Source: Saturday Evening Journal, December 22, 1883

Thompson Davis, who lived ten miles south of the city, in Scott township, died last Wednesday morning at 8:10 o'clock, the result of taking poison, administered by his own hand. The particulars of this sad death are about these; Mr. Davis, as is well known, has been suffering for a long time from aberration of mind. He was taken to the asylum about a year ago where he remained probably three months. When he returned in February he was thought to be much improved, though it was evident to his friends that he had not entirely recovered. Last Monday morning Mr Davis and his wife arranged to go to W.L. Smith's their son-in-law, to remain with the children during the day while they came to the city. When ready to start he remarked to his wife that he would remain until the fire had burned down before leaving. She left him with the impression that he too would soon go. But instead of leaving he remained at home. He busied himself during the day at different kinds of work, and had fed the stock for the evening, but upon the return of his wife and son they found him quite sick. They soon learned that he had been taking a dose of rat poison. Medical aid was at once summoned and everything was done that skill could suggest, but to no purpose.

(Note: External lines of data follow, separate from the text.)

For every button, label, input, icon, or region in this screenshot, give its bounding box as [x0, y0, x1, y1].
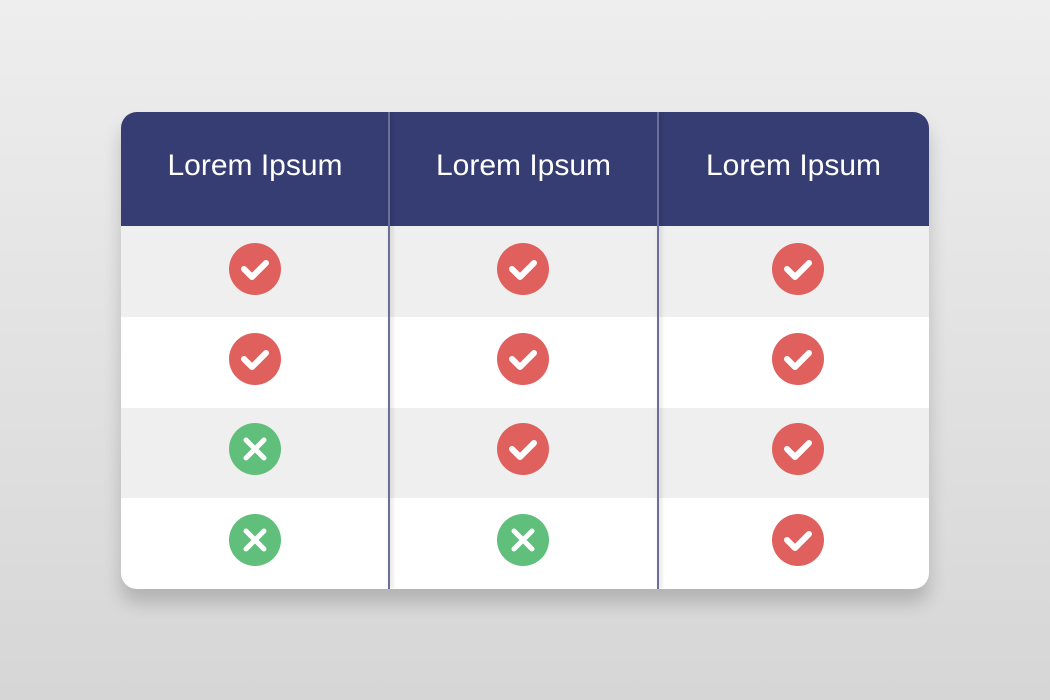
header: column 1: Lorem Ipsum — [167, 149, 343, 182]
column 1 icons — [229, 243, 281, 566]
table — [121, 112, 929, 589]
header: column 3: Lorem Ipsum — [706, 149, 881, 182]
column 2 icons — [497, 243, 549, 566]
header: column 2: Lorem Ipsum — [436, 149, 611, 182]
icons grid — [229, 243, 824, 566]
header bar — [121, 112, 929, 226]
column 3 icons — [772, 243, 824, 566]
row backgrounds — [121, 226, 929, 317]
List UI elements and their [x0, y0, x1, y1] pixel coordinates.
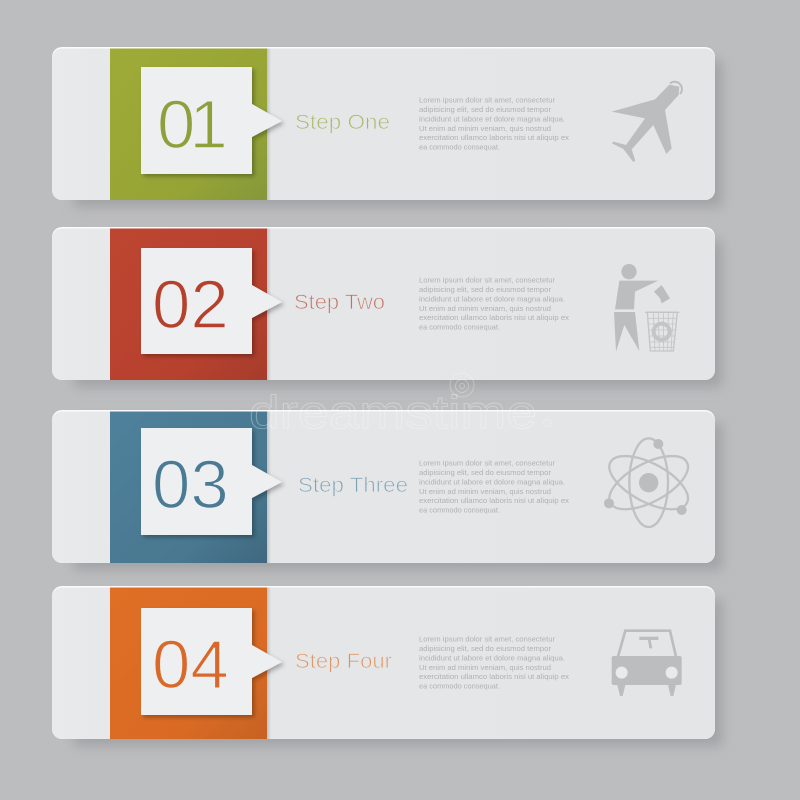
text block: step two: incididunt ut labore et dolore magna aliqua.	[419, 294, 565, 304]
text block: step three: Ut enim ad minim veniam, quis nostrud	[419, 487, 551, 496]
icon: car	[612, 631, 682, 696]
heading: step one: Step One	[295, 111, 390, 134]
panel: step two	[52, 227, 722, 387]
watermark: dreamstime	[249, 386, 537, 438]
text block: step three: adipisicing elit, sed do eiusmod tempor	[419, 468, 552, 477]
number card: 01: 01	[157, 86, 224, 163]
text block: step two: Ut enim ad minim veniam, quis nostrud	[419, 304, 551, 313]
number card: 02	[141, 248, 282, 354]
text block: step three: ea commodo consequat.	[419, 506, 500, 515]
icon: atom	[601, 438, 696, 527]
icon: person recycling trash	[614, 264, 679, 352]
text block: step four	[419, 634, 569, 691]
heading: step three: Step Three	[298, 474, 408, 497]
text block: step four: adipisicing elit, sed do eiusmod tempor	[419, 644, 552, 653]
number card: 02: 02	[152, 266, 229, 343]
text block: step four: ea commodo consequat.	[419, 682, 500, 691]
text block: step four: Lorem ipsum dolor sit amet, consectetur	[419, 634, 556, 644]
number card: 01	[141, 67, 282, 174]
panel: step three	[52, 410, 722, 570]
color band: red	[110, 228, 267, 380]
text block: step one: adipisicing elit, sed do eiusmod tempor	[419, 105, 552, 114]
text block: step two	[419, 276, 569, 332]
panel: step one	[52, 47, 722, 207]
text block: step one: Ut enim ad minim veniam, quis nostrud	[419, 124, 551, 133]
text block: step one: ea commodo consequat.	[419, 143, 500, 152]
text block: step four: Ut enim ad minim veniam, quis nostrud	[419, 663, 551, 672]
text block: step three: incididunt ut labore et dolore magna aliqua.	[419, 478, 565, 486]
number card: 04	[141, 608, 282, 715]
number card: 03: 03	[152, 446, 229, 523]
text block: step two: ea commodo consequat.	[419, 323, 500, 332]
text block: step three: exercitation ullamco laboris nisi ut aliquip ex	[419, 496, 569, 505]
heading: step four: Step Four	[295, 650, 392, 673]
text block: step two: exercitation ullamco laboris nisi ut aliquip ex	[419, 313, 569, 322]
text block: step two: adipisicing elit, sed do eiusmod tempor	[419, 285, 552, 294]
number card: 03	[141, 428, 282, 535]
color band: orange	[110, 588, 267, 739]
text block: step four: incididunt ut labore et dolore magna aliqua.	[419, 654, 565, 662]
panel: step four	[52, 586, 722, 746]
color band: olive	[110, 48, 267, 200]
text block: step one: Lorem ipsum dolor sit amet, consectetur	[419, 96, 556, 104]
text block: step three	[419, 458, 569, 515]
text block: step three: Lorem ipsum dolor sit amet, consectetur	[419, 458, 556, 468]
text block: step one	[419, 96, 569, 152]
color band: blue	[110, 412, 267, 563]
number card: 04: 04	[152, 626, 229, 703]
heading: step two: Step Two	[294, 291, 385, 314]
watermark	[249, 373, 550, 438]
icon: airplane	[612, 82, 682, 162]
text block: step four: exercitation ullamco laboris nisi ut aliquip ex	[419, 672, 569, 681]
text block: step one: incididunt ut labore et dolore magna aliqua.	[419, 114, 565, 124]
text block: step two: Lorem ipsum dolor sit amet, consectetur	[419, 276, 556, 284]
text block: step one: exercitation ullamco laboris nisi ut aliquip ex	[419, 133, 569, 142]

He lived in great suffering until Wednesday morning when he was relieved by death. In all the relations of life Mr. Davis was highly esteemed. He was a kind neighbor, a good citizen and an honest man. At the time of his death he was about 65 years of age and had lived the greater part of his life in this county.- kbz

Source: Crawfordsville Star, Dec 20, 1883 p 10

Thompson Davis, a well known farmer of Scott Township, brother to John L. Davis of this vicinity, took a dose of Rough on Rats with suicidal intent on last Monday morning while his wife was away from home. When she returned in the evening he was vomiting and was very sick. Mr. Davis told his wife what he had done and medical assistance was called, but medical skill was of no avail and after lingering until Wednesday morning Mr. Davis died in terrible agony.  He was a man of considerable property. He had been insane at times for several years and had twice been in the State Asylum for treatment always being sent home temporarily restored in health of mind.  Just before death he regained consciousness and said that he regretted having taken the poison and did not want to die.